Shisho_Sama · January 22, 2019, 6:19pm

Thanks, I did accordingly, but that didnt fix the gpu utilization problem

albanD · January 22, 2019, 6:24pm

Now if you have args.use_cuda=True, your model will use the GPU.
Keep in mind that if your model or input is very small, you might not use the gpu very efficiently and thus gpu usage will remain small. You need to perform large enough ops for the gpu to be properly used. Increasing the batch size is an easy way to increase the amount of work for each op.
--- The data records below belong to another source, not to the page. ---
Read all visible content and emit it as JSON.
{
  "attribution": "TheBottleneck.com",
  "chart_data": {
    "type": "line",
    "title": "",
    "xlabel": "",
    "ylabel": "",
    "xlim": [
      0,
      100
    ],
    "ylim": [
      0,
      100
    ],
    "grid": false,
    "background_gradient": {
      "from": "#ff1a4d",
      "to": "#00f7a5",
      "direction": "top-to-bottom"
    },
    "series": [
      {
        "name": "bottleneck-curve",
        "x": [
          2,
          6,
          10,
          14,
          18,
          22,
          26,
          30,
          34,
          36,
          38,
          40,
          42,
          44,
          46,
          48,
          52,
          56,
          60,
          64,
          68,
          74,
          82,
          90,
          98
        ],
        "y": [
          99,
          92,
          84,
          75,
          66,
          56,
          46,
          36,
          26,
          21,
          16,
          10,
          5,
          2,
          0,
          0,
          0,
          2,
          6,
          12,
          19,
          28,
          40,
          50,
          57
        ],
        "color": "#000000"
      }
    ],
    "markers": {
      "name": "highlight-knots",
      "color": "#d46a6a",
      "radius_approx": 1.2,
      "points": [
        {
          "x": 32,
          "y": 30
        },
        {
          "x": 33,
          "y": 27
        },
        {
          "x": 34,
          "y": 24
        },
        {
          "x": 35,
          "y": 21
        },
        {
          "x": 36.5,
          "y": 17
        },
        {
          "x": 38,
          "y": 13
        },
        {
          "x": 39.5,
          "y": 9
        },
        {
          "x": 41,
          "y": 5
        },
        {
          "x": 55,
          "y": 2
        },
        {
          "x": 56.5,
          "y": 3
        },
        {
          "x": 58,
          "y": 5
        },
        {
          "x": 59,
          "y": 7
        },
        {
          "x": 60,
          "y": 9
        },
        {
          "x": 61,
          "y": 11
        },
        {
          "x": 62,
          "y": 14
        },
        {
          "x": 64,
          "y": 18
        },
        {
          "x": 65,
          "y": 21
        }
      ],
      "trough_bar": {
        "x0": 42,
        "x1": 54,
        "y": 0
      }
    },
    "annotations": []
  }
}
Shisho_Sama · January 22, 2019, 6:36pm

Thanks a lot. that was it:) my model was way too tiny to begin with, even when I used batchsize of 512, the network was only 3~4 layers with like 10~30K parameters and it wouldnt need much GPU load to begin with
Thanks a gazillion times

Rohan_Sharma · April 8, 2020, 9:50pm

Could you please tell why using .cuda() on a parameter prevents it from participating in the optimization process? Removal of .cuda() from nn.Parameter() woks fine. I was facing the same issue.

albanD · April 9, 2020, 2:41pm

Hi,

If your original Tensor is a leaf (a Tensor for which the .grad field is populated when you call .backward()), and you call .cuda() on it. Then the result is not a leaf because it was created in a differentiable manner. So you need to move it to cuda() before creating the nn.Parameter().

If your problem persist, please send a small code example that shows your issue.

Rohan_Sharma · April 9, 2020, 7:58pm

Thank you albanD! That explained it.